One image. Two outcomes.
Divergence is a prism-reveal portrait artwork that changes in your hands: what begins as black-and-white geometry with magenta/green edge offsets resolves at the correct focal point, into a second, hidden colour logic.
At first glance, Divergence reads as a crisp, graphic diptych: two stylised faces built from sharp planes of black and white, edged by deliberate magenta and green misregistration. It looks like a visual “glitch” until you realise it’s engineered.
This artwork is designed around divergent colour shifts. On the left, the magenta sits high while the green falls low; on the right, that relationship flips. The result is a quiet tension at the edges — a disagreement that’s deliberate, measured, and repeatable.

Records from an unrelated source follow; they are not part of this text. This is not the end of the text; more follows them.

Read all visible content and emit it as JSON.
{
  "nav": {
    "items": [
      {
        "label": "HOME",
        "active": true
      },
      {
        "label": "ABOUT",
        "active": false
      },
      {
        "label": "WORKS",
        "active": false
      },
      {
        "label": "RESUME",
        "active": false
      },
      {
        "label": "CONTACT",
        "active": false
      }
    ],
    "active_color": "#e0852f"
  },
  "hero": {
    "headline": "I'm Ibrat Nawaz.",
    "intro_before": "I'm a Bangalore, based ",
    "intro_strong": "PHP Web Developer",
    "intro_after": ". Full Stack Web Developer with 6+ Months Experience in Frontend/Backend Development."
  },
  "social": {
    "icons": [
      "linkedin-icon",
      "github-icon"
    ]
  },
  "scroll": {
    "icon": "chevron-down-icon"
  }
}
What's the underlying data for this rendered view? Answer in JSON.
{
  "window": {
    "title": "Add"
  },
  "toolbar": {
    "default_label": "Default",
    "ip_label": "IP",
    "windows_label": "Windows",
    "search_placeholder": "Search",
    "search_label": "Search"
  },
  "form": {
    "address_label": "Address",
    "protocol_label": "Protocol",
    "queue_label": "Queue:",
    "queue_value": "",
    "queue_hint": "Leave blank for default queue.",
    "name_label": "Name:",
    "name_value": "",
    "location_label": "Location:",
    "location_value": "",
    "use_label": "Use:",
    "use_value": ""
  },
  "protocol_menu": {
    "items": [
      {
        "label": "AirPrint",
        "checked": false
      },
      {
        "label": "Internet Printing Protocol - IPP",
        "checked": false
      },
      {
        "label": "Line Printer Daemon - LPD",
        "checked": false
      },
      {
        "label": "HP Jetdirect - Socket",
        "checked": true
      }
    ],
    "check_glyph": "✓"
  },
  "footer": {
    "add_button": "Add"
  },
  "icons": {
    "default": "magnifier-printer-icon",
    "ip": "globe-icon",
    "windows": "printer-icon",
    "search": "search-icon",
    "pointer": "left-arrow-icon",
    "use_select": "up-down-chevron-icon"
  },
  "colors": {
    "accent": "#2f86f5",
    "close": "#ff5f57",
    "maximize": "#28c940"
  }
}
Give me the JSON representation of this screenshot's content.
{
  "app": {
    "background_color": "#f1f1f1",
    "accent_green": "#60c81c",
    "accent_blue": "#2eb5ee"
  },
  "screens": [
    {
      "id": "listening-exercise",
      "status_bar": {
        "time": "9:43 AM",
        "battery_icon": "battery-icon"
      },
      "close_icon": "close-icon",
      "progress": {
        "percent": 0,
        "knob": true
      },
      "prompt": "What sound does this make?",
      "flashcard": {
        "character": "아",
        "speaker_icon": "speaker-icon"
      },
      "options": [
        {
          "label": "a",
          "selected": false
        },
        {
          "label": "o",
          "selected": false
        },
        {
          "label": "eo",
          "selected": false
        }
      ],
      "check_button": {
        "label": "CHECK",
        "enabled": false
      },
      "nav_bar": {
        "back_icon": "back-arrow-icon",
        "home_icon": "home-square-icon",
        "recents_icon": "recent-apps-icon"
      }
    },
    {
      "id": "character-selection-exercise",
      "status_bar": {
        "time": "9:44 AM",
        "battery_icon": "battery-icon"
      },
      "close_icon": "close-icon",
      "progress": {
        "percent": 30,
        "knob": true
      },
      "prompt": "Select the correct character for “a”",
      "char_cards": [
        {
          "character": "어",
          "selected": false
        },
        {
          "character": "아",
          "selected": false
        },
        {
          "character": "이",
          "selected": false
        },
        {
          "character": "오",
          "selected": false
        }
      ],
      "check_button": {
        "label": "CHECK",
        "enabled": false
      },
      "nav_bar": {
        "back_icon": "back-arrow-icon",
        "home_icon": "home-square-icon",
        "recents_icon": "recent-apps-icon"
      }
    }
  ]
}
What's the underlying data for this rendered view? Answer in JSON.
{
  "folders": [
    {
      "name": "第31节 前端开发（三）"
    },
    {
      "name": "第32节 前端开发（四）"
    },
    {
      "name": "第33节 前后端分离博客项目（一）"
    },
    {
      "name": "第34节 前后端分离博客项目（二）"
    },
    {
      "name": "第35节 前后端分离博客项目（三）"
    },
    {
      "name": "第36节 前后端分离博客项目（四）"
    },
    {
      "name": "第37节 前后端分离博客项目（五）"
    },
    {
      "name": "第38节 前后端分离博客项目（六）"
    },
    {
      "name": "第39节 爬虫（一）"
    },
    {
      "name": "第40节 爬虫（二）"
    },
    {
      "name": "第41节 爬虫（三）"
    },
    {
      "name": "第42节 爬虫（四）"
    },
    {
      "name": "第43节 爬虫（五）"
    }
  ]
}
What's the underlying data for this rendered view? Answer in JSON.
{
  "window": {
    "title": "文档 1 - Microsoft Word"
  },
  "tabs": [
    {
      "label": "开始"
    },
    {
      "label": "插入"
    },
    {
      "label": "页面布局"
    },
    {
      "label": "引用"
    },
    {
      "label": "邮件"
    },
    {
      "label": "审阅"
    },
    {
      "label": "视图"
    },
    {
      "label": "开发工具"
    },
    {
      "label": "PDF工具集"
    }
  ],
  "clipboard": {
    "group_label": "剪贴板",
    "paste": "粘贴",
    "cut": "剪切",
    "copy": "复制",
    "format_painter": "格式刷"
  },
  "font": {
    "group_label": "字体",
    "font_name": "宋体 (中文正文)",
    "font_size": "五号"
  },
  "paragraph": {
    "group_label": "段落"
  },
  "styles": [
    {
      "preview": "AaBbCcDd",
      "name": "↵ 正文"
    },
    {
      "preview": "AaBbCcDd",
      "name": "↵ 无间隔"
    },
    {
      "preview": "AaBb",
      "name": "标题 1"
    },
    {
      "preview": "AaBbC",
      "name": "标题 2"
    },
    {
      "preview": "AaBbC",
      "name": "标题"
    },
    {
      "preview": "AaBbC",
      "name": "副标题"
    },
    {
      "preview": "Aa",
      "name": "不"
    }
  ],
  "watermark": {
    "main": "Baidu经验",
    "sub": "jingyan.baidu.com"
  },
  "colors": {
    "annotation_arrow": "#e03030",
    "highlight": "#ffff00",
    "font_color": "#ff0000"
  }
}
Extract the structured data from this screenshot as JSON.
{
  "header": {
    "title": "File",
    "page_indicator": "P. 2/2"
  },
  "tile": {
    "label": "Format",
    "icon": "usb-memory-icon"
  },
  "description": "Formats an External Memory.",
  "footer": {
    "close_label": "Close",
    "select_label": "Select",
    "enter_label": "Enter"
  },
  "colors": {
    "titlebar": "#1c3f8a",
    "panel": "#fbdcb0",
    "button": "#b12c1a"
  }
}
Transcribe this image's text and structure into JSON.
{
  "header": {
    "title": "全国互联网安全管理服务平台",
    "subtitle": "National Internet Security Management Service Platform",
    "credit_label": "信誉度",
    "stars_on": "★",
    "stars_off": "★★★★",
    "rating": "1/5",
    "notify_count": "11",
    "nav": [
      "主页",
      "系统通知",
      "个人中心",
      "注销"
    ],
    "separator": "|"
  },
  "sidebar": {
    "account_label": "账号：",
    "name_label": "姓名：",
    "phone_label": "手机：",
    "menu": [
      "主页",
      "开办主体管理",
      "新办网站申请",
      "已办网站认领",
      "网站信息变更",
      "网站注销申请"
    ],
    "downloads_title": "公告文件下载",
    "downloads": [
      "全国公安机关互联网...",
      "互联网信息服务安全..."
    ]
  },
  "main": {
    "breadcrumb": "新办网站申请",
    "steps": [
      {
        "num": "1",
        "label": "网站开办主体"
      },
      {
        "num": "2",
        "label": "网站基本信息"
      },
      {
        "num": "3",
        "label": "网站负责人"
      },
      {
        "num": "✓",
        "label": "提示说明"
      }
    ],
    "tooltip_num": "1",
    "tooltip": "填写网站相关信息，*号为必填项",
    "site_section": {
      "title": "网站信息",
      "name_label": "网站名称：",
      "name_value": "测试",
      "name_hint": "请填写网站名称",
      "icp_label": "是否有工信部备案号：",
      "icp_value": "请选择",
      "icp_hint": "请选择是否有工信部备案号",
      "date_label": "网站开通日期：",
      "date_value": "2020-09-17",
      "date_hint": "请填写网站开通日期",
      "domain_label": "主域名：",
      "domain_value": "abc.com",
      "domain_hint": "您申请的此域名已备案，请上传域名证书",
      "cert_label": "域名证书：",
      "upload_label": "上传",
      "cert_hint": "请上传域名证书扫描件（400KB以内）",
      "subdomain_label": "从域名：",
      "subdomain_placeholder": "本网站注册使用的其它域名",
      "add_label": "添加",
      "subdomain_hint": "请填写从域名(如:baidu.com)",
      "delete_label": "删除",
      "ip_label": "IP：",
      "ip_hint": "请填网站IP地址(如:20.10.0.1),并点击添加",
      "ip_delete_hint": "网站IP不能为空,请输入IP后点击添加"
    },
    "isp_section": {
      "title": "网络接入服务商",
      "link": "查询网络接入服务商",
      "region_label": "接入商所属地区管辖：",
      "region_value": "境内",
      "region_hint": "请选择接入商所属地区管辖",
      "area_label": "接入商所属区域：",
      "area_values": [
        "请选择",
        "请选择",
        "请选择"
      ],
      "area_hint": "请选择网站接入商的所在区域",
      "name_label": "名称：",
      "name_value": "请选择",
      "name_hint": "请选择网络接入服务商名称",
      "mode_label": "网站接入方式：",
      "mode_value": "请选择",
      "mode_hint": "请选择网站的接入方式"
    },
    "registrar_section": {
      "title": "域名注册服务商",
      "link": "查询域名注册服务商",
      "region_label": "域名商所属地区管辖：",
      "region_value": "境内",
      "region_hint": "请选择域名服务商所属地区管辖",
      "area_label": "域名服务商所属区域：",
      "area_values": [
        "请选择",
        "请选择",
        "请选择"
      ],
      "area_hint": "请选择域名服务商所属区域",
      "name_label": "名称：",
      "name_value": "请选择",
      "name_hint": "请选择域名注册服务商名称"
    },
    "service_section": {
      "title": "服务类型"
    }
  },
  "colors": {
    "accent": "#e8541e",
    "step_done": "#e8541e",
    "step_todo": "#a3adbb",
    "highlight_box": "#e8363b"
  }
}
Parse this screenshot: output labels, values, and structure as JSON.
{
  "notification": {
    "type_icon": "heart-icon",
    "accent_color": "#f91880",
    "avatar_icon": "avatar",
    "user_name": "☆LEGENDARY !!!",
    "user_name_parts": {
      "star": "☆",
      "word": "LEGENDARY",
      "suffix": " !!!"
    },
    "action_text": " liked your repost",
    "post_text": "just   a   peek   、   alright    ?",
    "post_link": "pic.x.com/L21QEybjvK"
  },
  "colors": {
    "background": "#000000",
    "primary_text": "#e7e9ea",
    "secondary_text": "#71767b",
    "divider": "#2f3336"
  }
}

Viewed through a prism at the correct focal point, those offsets reorganise into a revealed composition as shown below:

- Left portrait shifts into blue & yellow offsets
- Right portrait resolves into cyan/red offsets
The faces remain the same, but the palette changes. Like two perspectives emerging from one shared outline. Divergence is about difference without distance: two figures, one structure, and a split in the way light decides to agree.
What makes it unique
- Prism-reveal design (not a filter): the colour behaviour is constructed, not accidental.
- Two different reveals in one piece: left and right resolve into different complementary outcomes.
- A signature process: controlled, intentional channel displacement that creates a focal “snap” into the hidden palette.